Nous avons également fait le choix de ne pas figer les panels. Des refreshs réguliers permettent d’organiser des entrées et sorties de fournisseurs et de maintenir une concurrence permanente. Cela évite les situations installées et garantit que les partenaires restent performants dans la durée.

Il ne faut pas oublier non plus que les prestations intellectuelles, hors IT dans notre cas, restent un marché levier : l’offre est abondante et il est toujours possible de sourcer de nouveaux partenaires.

Le TJM est-il encore l’indicateur central pour piloter la performance ?

Oui, le TJM reste un indicateur central puisqu’il capte directement le niveau de dépense. Mais il ne suffit pas à lui seul pour piloter la performance.

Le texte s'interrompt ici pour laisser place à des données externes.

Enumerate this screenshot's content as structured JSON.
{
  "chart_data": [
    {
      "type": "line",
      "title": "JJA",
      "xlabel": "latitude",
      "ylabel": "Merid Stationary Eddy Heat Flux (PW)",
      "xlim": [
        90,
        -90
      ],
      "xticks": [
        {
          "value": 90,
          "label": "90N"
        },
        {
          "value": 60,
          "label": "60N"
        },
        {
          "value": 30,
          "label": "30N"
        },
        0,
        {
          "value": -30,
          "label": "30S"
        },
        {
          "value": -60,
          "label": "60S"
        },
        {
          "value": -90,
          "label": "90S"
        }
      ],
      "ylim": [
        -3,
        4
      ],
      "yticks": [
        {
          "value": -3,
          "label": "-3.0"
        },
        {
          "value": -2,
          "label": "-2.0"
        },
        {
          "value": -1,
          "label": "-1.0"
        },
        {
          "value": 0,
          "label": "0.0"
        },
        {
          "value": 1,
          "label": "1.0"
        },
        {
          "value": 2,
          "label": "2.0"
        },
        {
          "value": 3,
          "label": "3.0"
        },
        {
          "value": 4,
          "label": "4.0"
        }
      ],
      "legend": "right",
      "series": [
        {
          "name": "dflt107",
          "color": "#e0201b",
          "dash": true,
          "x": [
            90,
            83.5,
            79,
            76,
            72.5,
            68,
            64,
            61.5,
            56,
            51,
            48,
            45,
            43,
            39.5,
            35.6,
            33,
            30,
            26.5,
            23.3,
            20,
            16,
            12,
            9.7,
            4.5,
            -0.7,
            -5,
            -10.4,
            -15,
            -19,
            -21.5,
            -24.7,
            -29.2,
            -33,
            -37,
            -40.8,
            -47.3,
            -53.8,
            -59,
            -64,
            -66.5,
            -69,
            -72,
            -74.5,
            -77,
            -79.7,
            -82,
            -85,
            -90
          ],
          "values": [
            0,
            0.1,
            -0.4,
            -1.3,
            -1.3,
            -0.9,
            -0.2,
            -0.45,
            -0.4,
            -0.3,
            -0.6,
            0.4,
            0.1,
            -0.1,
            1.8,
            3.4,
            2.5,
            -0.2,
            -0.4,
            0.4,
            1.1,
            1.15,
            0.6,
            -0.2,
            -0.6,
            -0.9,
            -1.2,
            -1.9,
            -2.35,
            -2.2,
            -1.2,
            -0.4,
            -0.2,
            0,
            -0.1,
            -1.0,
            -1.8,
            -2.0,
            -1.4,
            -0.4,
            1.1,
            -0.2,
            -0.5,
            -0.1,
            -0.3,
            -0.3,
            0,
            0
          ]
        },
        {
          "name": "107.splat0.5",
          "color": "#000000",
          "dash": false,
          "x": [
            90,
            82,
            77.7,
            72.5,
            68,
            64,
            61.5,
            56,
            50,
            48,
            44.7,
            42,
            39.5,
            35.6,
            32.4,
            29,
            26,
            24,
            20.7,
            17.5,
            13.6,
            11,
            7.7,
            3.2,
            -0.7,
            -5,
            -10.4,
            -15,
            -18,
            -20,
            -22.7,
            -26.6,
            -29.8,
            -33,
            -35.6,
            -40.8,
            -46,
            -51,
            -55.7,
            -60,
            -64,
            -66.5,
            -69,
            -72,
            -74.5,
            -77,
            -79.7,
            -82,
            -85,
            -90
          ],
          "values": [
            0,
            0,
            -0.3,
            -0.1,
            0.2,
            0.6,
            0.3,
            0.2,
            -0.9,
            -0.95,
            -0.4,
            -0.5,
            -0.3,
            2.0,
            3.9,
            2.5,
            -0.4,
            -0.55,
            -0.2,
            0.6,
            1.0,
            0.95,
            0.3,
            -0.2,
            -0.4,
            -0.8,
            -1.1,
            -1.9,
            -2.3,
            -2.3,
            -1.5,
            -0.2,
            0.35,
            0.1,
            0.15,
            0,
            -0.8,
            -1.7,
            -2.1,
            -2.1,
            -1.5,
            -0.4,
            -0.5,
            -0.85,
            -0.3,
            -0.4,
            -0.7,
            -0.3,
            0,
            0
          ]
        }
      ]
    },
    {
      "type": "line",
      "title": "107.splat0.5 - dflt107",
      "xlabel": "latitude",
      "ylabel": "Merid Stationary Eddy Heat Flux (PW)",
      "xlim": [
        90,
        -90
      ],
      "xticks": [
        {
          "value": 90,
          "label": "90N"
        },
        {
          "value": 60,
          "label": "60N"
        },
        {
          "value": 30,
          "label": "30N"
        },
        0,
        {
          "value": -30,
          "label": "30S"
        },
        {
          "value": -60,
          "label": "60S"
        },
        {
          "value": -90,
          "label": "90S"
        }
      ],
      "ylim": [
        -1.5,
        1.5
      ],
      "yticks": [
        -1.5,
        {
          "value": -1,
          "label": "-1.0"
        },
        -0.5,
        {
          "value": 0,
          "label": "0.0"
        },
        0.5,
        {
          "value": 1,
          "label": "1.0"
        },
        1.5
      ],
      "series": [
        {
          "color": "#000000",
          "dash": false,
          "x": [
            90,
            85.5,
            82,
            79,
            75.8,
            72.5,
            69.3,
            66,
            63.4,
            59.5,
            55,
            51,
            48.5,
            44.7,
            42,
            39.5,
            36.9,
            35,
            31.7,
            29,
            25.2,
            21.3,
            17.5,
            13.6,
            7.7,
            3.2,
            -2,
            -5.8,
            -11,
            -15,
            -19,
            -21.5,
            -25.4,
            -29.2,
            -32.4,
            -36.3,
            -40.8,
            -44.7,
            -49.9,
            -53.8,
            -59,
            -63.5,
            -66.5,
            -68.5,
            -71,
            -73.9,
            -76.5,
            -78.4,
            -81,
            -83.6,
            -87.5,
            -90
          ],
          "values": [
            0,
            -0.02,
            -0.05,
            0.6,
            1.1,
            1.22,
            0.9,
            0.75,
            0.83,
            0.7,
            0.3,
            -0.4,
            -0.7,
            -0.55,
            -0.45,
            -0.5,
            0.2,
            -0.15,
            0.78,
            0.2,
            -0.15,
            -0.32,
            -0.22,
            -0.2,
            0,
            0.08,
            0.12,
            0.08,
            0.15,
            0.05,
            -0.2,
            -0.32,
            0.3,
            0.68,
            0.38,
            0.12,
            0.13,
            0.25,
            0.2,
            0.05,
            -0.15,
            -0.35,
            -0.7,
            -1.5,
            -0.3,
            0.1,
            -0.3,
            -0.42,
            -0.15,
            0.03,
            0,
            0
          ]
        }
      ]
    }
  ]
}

Nous suivons également d’autres indicateurs comme les taux de transformation, les taux de couverture du panel, les taux d’usage ou encore la concentration du spend sur les fournisseurs sous contrat. L’objectif est d’évaluer la pertinence du panel et de s’assurer que les fournisseurs référencés répondent réellement aux besoins des prescripteurs. L’outillage, notamment via notre VMS, nous permet justement d’avoir cette visibilité et d’améliorer progressivement le pilotage de ces consommations.

Au-delà de la négociation, les achats contribuent à structurer les pratiques, à harmoniser les processus et à identifier des pistes d’optimisation

Quel est aujourd’hui le rôle stratégique des achats dans ce contexte ?

La fonction achats joue aujourd’hui un rôle structurant. Elle permet d’apporter de la visibilité au top management sur les consommations : qui consomme quoi, dans quelles proportions et sur quels types de prestations. Au-delà de la négociation, les achats contribuent à structurer les pratiques, à harmoniser les processus et à identifier des pistes d’optimisation. L’outillage et la centralisation permettent progressivement d’analyser plus finement les compétences réellement consommées par les différentes directions et d’orienter les décisions pour maîtriser les coûts.

Quel message souhaitez-vous adresser aux directions achats présentes lors des HA ! Days ?

Le message est simple : il ne faut pas sous-estimer la capacité de la fonction achats à structurer et transformer ces marchés. Les projets de centralisation des contrats, d’harmonisation des processus et de déploiement d’outils comme les VMS ont un impact très concret sur la performance de l’entreprise.

Dans notre cas, la catégorie représente près de deux milliards de dollars d’achats par an. Structurer ces achats, améliorer leur pilotage et les centraliser constitue donc un levier d’optimisation majeur pour l’organisation. Cela montre que la fonction achats ne se limite plus à négocier des contrats cadres : elle contribue aussi à structurer l’approvisionnement et à créer de la valeur pour l’entreprise.